Call the Children, Youth and Families Department, the police, anyone. Ms. Galer concludes the article with a statement on how the children will "clean up" someday. Does she really believe that when she is handing out easy means to continue their addictions?
Jake Goldbogen
Santa Fe
Free Press freely
Until May of this year, I was the publisher of the New Mexico Free Press. The Free Press was not designed to be the right-leaning publication that became so reviled by some Santa Feans, or was it?
The idea to publish a weekly, community newspaper for local residents and businesses was mine. I am responsible for assembling the staff that produced the Free Press.
It is not my place to publicly discuss anyone's personality, character or political beliefs, but there are some things I would like all to know about the people who worked very hard to produce the paper each week.
The staff members of the Free Press were people across the political spectrum and our collective least-favorite section of our paper was ALWAYS the editorial section. The discussions, arguments and battles (nothing physical!) that took place in our offices each week would testify to this fact.
First and foremost, our goal was to cover the community-based stories about people and organizations that may have had trouble getting their news into print. Those people and organizations that came in contact with our staff members know that each and every member of the Free Press is a caring and genuinely nice person.
The articles, and especially the editorial content, that were printed in our paper are the crux of what became our dilemma. The staff of the Free Press NEVER wanted to be a political publication. We certainly did not want to be a politically slanted publication.

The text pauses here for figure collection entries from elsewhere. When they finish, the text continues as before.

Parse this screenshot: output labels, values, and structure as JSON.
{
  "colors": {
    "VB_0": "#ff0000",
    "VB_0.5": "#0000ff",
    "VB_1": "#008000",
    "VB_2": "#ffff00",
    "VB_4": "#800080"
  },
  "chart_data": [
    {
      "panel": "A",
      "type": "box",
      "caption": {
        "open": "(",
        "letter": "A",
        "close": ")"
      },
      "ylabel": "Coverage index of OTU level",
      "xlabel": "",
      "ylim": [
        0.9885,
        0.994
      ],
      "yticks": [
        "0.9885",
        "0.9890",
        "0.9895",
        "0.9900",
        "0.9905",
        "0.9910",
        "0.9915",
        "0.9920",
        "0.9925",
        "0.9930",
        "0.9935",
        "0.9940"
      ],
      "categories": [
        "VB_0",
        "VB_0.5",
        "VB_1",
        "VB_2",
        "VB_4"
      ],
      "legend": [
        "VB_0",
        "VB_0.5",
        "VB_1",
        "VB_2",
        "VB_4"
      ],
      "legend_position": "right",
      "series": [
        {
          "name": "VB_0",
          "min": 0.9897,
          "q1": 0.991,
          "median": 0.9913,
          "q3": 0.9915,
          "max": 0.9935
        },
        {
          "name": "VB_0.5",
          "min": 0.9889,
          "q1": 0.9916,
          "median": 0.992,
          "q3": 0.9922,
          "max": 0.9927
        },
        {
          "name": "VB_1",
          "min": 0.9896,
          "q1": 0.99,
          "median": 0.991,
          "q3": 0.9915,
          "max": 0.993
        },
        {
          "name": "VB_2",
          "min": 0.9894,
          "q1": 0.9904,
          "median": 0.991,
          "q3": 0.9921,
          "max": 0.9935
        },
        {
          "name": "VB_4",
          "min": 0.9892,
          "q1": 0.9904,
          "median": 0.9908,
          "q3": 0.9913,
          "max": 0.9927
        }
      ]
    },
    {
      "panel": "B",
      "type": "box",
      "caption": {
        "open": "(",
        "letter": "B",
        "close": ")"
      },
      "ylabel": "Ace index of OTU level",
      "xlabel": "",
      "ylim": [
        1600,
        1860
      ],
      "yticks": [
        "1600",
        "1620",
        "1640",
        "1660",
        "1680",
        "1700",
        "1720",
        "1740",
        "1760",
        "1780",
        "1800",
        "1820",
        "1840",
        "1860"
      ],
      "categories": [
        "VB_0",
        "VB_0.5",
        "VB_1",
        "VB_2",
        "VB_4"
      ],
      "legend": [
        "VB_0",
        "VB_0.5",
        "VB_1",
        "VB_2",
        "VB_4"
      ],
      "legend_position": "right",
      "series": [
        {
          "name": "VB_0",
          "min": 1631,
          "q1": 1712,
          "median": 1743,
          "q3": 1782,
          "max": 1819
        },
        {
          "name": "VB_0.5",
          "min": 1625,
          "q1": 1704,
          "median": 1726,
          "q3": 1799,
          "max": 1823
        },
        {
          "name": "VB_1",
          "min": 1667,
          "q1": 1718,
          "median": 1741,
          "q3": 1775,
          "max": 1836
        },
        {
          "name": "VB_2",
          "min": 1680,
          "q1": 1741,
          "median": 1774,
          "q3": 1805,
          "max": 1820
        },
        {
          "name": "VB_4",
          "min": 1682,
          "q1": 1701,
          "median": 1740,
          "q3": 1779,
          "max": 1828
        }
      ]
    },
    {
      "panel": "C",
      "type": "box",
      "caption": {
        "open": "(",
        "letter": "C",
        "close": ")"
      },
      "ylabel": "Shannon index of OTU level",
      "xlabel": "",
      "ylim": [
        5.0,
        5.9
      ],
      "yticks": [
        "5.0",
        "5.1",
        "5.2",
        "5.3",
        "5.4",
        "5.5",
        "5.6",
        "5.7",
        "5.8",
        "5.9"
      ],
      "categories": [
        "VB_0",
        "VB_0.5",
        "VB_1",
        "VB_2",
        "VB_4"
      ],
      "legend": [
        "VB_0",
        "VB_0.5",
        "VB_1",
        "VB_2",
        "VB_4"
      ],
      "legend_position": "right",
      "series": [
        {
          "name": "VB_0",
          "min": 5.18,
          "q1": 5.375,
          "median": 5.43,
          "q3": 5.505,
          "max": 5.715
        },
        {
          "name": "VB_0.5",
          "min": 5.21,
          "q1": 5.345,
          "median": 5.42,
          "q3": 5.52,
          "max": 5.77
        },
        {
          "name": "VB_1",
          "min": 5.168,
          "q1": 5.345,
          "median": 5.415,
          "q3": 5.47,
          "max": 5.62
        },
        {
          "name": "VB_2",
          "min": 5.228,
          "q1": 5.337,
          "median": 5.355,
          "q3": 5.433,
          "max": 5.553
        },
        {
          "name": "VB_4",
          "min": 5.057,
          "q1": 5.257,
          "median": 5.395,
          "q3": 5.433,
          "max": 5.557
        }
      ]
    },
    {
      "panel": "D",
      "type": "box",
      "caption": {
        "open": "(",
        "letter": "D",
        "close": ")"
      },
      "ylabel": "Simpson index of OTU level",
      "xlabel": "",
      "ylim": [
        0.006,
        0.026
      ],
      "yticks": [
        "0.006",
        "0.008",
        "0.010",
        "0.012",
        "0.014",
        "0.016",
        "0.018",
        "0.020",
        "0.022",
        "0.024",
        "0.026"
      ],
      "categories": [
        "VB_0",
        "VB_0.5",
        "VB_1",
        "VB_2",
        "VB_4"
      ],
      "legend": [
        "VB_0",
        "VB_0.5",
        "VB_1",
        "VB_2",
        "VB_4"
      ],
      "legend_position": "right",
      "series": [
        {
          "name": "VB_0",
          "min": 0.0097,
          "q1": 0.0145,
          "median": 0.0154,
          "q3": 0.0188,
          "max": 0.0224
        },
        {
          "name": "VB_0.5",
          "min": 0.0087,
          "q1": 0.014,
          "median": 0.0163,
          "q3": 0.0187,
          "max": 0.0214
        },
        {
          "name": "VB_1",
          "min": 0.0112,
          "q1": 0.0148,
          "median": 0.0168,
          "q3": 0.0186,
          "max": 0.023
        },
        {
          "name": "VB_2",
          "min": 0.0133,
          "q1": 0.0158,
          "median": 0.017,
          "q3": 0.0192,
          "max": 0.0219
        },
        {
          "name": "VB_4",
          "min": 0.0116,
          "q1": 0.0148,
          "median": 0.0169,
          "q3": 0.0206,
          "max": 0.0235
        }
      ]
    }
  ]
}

You might ask: If a publisher and all of his staff are opposed to certain articles and editorials, how in the world would the offensive content end up in print? The answer is, I was not the final word on some very key content decisions and neither was anyone on my staff.
Readers will have to draw their own conclusions as to why the Free Press died.
Speaking for myself, I am discouraged to say I have come to the belief that all of government, worldwide, is to blame for our troubles and the ultimate, real culprit lies deep within the dark bowels of the Fed-controlled financial world.